There are pending changes forthcoming to significantly tighten security when executing digitally signed files in Protected mode. Anyhow...
Just a clarification, with default settings and in Protected mode, a signed malware (signature not found in the TPL) will be Guarded. And so, it will fail to totally infect the system. Am I correct?
For a file that meets or exceeds the digital signature requirements, at worst, you will get a User Session infection; once the system is rebooted malware cannot run and will remain inert on system unless the user manually navigates to the file and re-executes it.
The installer might be digitally signed, but if every file in the run sequence - including temp files - is not signed, then the installation will be blocked.

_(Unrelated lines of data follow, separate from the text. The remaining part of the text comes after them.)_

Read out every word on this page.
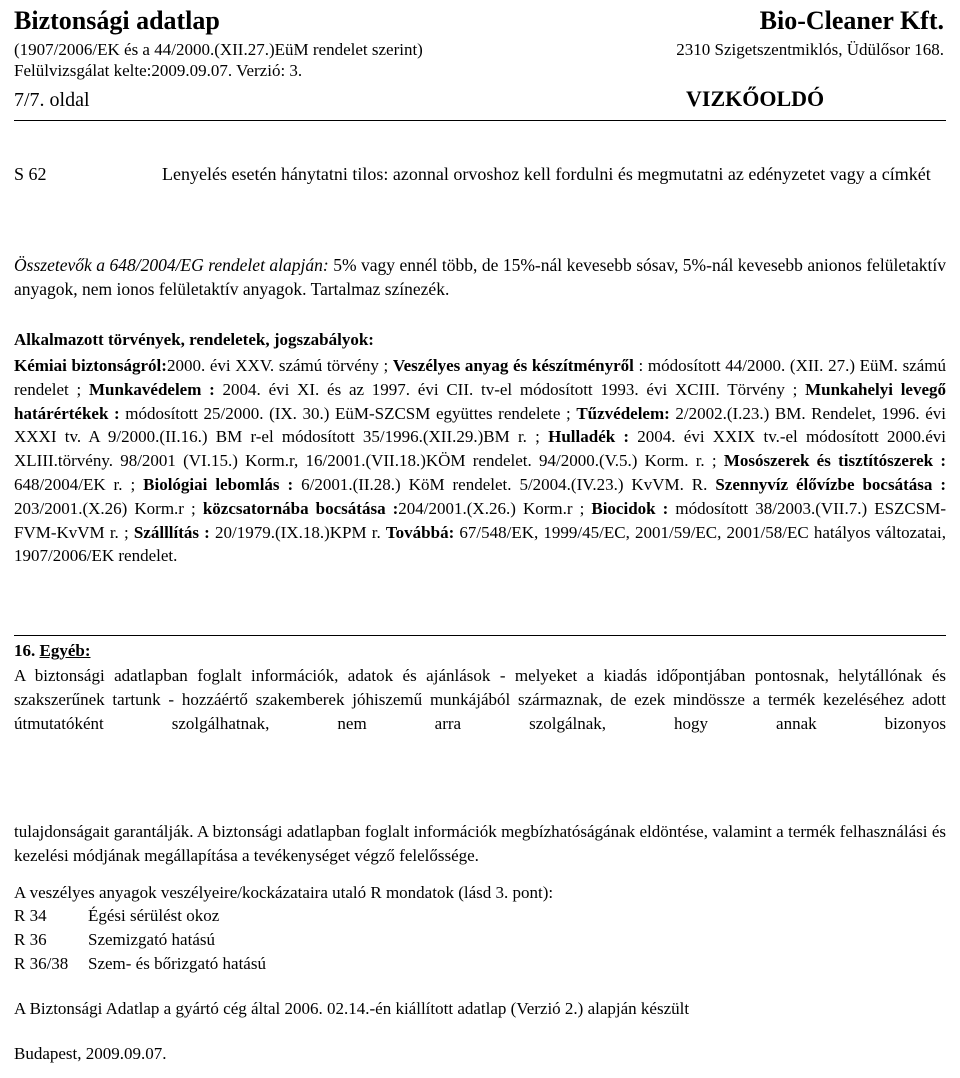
Biztonsági adatlap	Bio-Cleaner Kft.
(1907/2006/EK és a 44/2000.(XII.27.)EüM rendelet szerint)	2310 Szigetszentmiklós, Üdülősor 168.
Felülvizsgálat kelte:2009.09.07. Verzió: 3.
7/7. oldal	VIZKŐOLDÓ
S 62	Lenyelés esetén hánytatni tilos: azonnal orvoshoz kell fordulni és megmutatni az edényzetet vagy a címkét
Összetevők a 648/2004/EG rendelet alapján: 5% vagy ennél több, de 15%-nál kevesebb sósav, 5%-nál kevesebb anionos felületaktív anyagok, nem ionos felületaktív anyagok. Tartalmaz színezék.
Alkalmazott törvények, rendeletek, jogszabályok:
Kémiai biztonságról:2000. évi XXV. számú törvény ; Veszélyes anyag és készítményről : módosított 44/2000. (XII. 27.) EüM. számú rendelet ; Munkavédelem : 2004. évi XI. és az 1997. évi CII. tv-el módosított 1993. évi XCIII. Törvény ; Munkahelyi levegő határértékek : módosított 25/2000. (IX. 30.) EüM-SZCSM együttes rendelete ; Tűzvédelem: 2/2002.(I.23.) BM. Rendelet, 1996. évi XXXI tv. A 9/2000.(II.16.) BM r-el módosított 35/1996.(XII.29.)BM r. ; Hulladék : 2004. évi XXIX tv.-el módosított 2000.évi XLIII.törvény. 98/2001 (VI.15.) Korm.r, 16/2001.(VII.18.)KÖM rendelet. 94/2000.(V.5.) Korm. r. ; Mosószerek és tisztítószerek : 648/2004/EK r. ; Biológiai lebomlás : 6/2001.(II.28.) KöM rendelet. 5/2004.(IV.23.) KvVM. R. Szennyvíz élővízbe bocsátása : 203/2001.(X.26) Korm.r ; közcsatornába bocsátása :204/2001.(X.26.) Korm.r ; Biocidok : módosított 38/2003.(VII.7.) ESZCSM-FVM-KvVM r. ; Szálllítás : 20/1979.(IX.18.)KPM r. Továbbá: 67/548/EK, 1999/45/EC, 2001/59/EC, 2001/58/EC hatályos változatai, 1907/2006/EK rendelet.
16. Egyéb:
A biztonsági adatlapban foglalt információk, adatok és ajánlások - melyeket a kiadás időpontjában pontosnak, helytállónak és szakszerűnek tartunk - hozzáértő szakemberek jóhiszemű munkájából származnak, de ezek mindössze a termék kezeléséhez adott útmutatóként szolgálhatnak, nem arra szolgálnak, hogy annak bizonyos
tulajdonságait garantálják. A biztonsági adatlapban foglalt információk megbízhatóságának eldöntése, valamint a termék felhasználási és kezelési módjának megállapítása a tevékenységet végző felelőssége.
A veszélyes anyagok veszélyeire/kockázataira utaló R mondatok (lásd 3. pont):
R 34 Égési sérülést okoz
R 36 Szemizgató hatású
R 36/38 Szem- és bőrizgató hatású
A Biztonsági Adatlap a gyártó cég által 2006. 02.14.-én kiállított adatlap (Verzió 2.) alapján készült
Budapest, 2009.09.07.
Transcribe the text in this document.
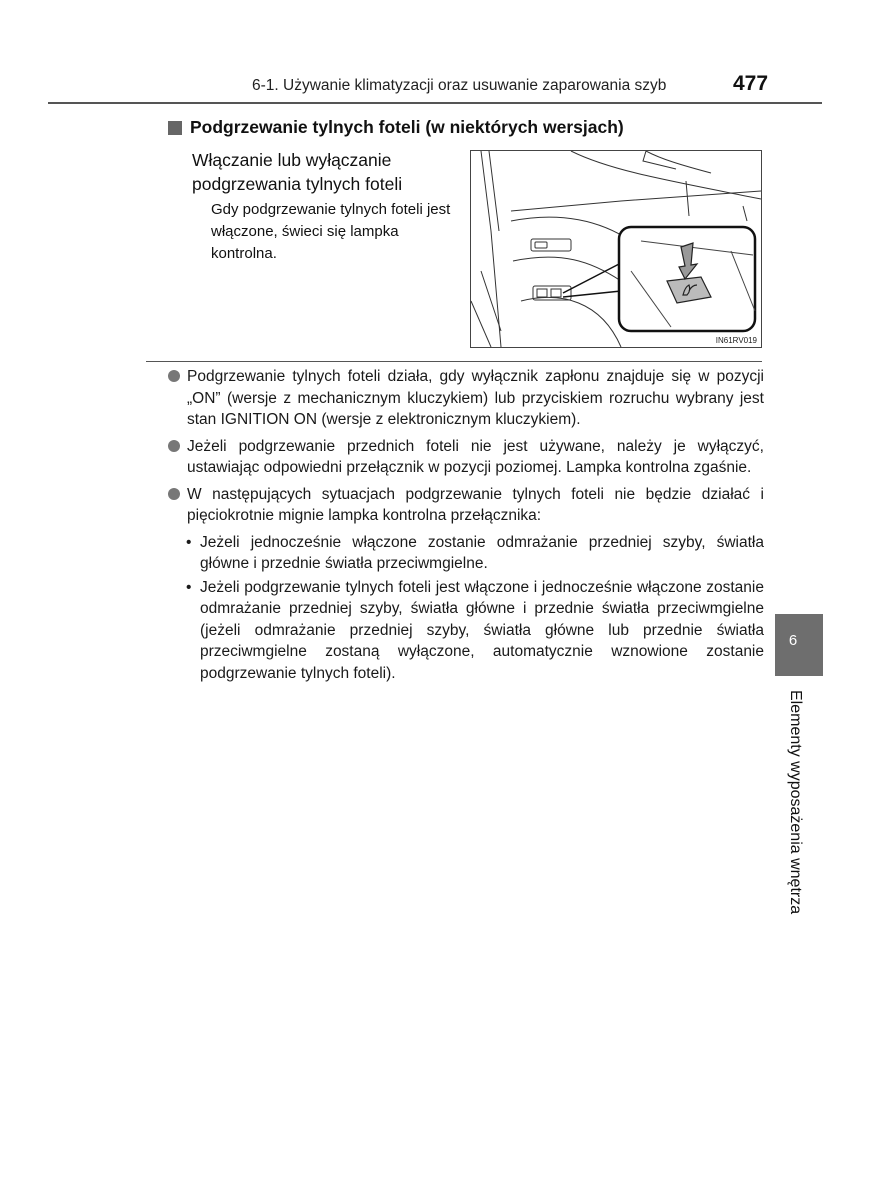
6-1. Używanie klimatyzacji oraz usuwanie zaparowania szyb	477
Podgrzewanie tylnych foteli (w niektórych wersjach)
Włączanie lub wyłączanie podgrzewania tylnych foteli
Gdy podgrzewanie tylnych foteli jest włączone, świeci się lampka kontrolna.
IN61RV019
Podgrzewanie tylnych foteli działa, gdy wyłącznik zapłonu znajduje się w pozycji „ON” (wersje z mechanicznym kluczykiem) lub przyciskiem rozruchu wybrany jest stan IGNITION ON (wersje z elektronicznym kluczykiem).
Jeżeli podgrzewanie przednich foteli nie jest używane, należy je wyłączyć, ustawiając odpowiedni przełącznik w pozycji poziomej. Lampka kontrolna zgaśnie.
W następujących sytuacjach podgrzewanie tylnych foteli nie będzie działać i pięciokrotnie mignie lampka kontrolna przełącznika:
• Jeżeli jednocześnie włączone zostanie odmrażanie przedniej szyby, światła główne i przednie światła przeciwmgielne.
• Jeżeli podgrzewanie tylnych foteli jest włączone i jednocześnie włączone zostanie odmrażanie przedniej szyby, światła główne i przednie światła przeciwmgielne (jeżeli odmrażanie przedniej szyby, światła główne lub przednie światła przeciwmgielne zostaną wyłączone, automatycznie wznowione zostanie podgrzewanie tylnych foteli).
6
Elementy wyposażenia wnętrza
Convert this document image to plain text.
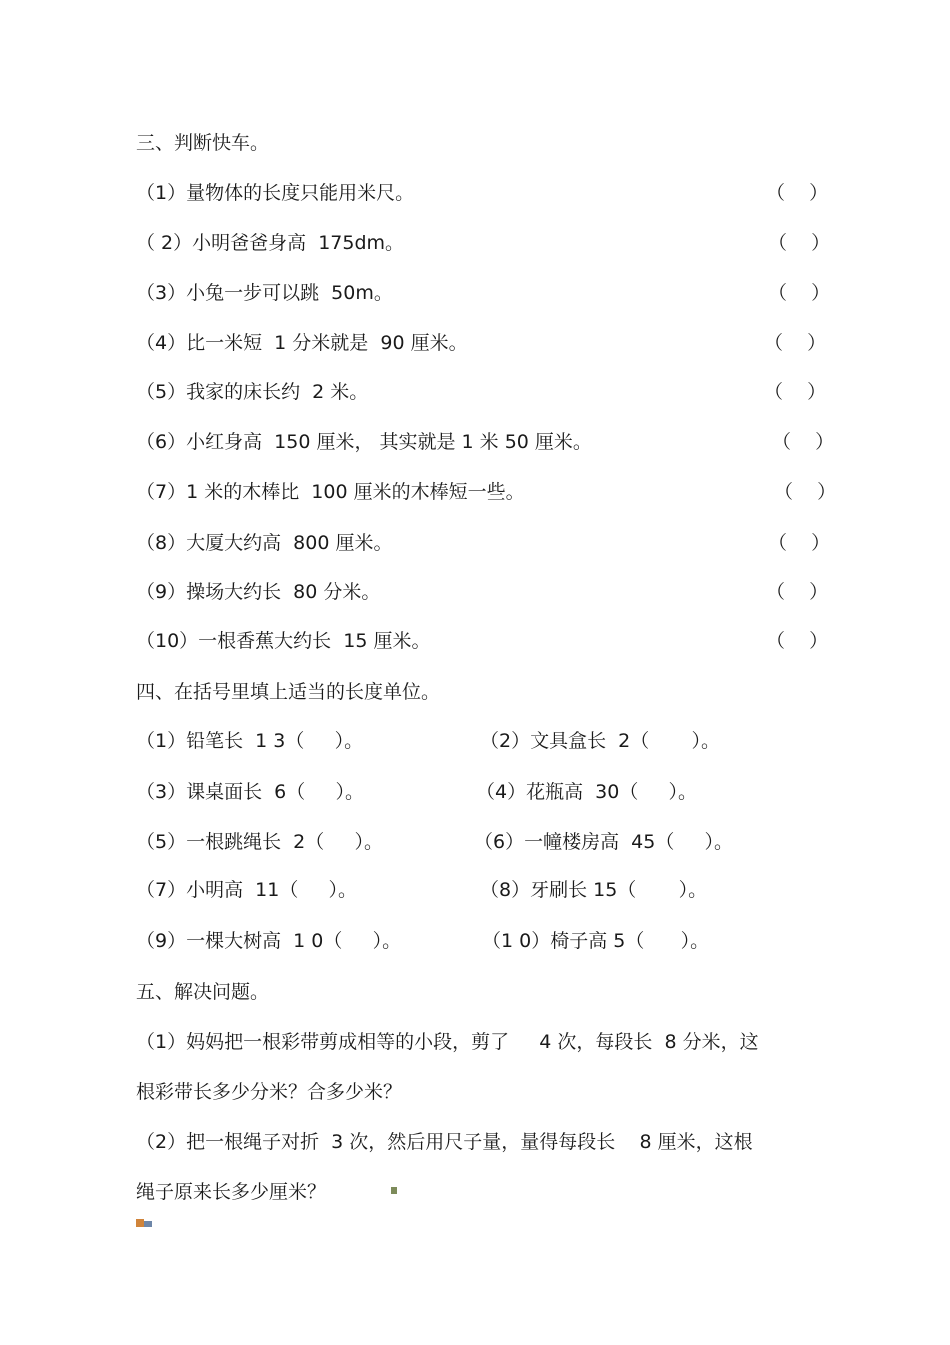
三、判断快车。
（1）量物体的长度只能用米尺。	（    ）
（ 2）小明爸爸身高  175dm。	（    ）
（3）小兔一步可以跳  50m。	（    ）
（4）比一米短  1 分米就是  90 厘米。	（    ）
（5）我家的床长约  2 米。	（    ）
（6）小红身高  150 厘米， 其实就是 1 米 50 厘米。	（    ）
（7）1 米的木棒比  100 厘米的木棒短一些。	（    ）
（8）大厦大约高  800 厘米。	（    ）
（9）操场大约长  80 分米。	（    ）
（10）一根香蕉大约长  15 厘米。	（    ）
四、在括号里填上适当的长度单位。
（1）铅笔长  1 3（     ）。	（2）文具盒长  2（       ）。
（3）课桌面长  6（     ）。	（4）花瓶高  30（     ）。
（5）一根跳绳长  2（     ）。	（6）一幢楼房高  45（     ）。
（7）小明高  11（     ）。	（8）牙刷长 15（       ）。
（9）一棵大树高  1 0（     ）。	（1 0）椅子高 5（      ）。
五、解决问题。
（1）妈妈把一根彩带剪成相等的小段，剪了     4 次，每段长  8 分米，这
根彩带长多少分米？合多少米？
（2）把一根绳子对折  3 次，然后用尺子量，量得每段长    8 厘米，这根
绳子原来长多少厘米？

Files that can meet the signature requirements are generally PUPs\PUAs and that sort of rubbish. The real criminal malc0ders don't get involved with certificates because of the paper trail it leaves behind - but they do manage to steal them from time-to-time. It's not unheard of, but at the same time it isn't common enough to be worrisome.
But, still with default settings and in Protected mode, with a signed malware that has a signature found in the TPL, and that its processes in the run sequence are also signed (TPL), the malware will be able to completelly infect the system. Am I correct?
If malware is digitally signed with full, extended authenticode (every file in the install run sequence), the publisher is on the Trusted Publisher List, and the certificate passes verification - then yes - it will be able to install on the system, create autoruns and persist on the system. This type of malware represents a minuscule fraction of all malware and is quite rare. The certificates very often are quickly revoked.
You can manage the Trusted Publisher List. Some users just keep Microsoft and Blue Ridge Networks in their TPL. However you decide to manage the TPL, digitally signed malware of the truly dangerous kind is not statistically relevant. You also have the option of running AppGuard in Locked Down mode which disables the Trusted Publisher List and further restricts Microsoft signed files.
* * * * *
I hate to be the one to burst your bubble, but if a malware - for example - that is digitally signed, co-signed by Microsoft with an Extended Validation certificate is executed on your system then it is going to sail right past Kaspersky and Hitman.Pro - and any other security soft of the antivirus\internet security type. Security softs don't monitor every single file on your system - in case you didn't know that - and they all whitelist files based upon digital certificates. That's why it's important to use much more restrictive protections such as software restriction policies.
You have a much higher probability of walking out your door and getting struck by lightning twice than getting smacked with a full Microsoft authenticode malware.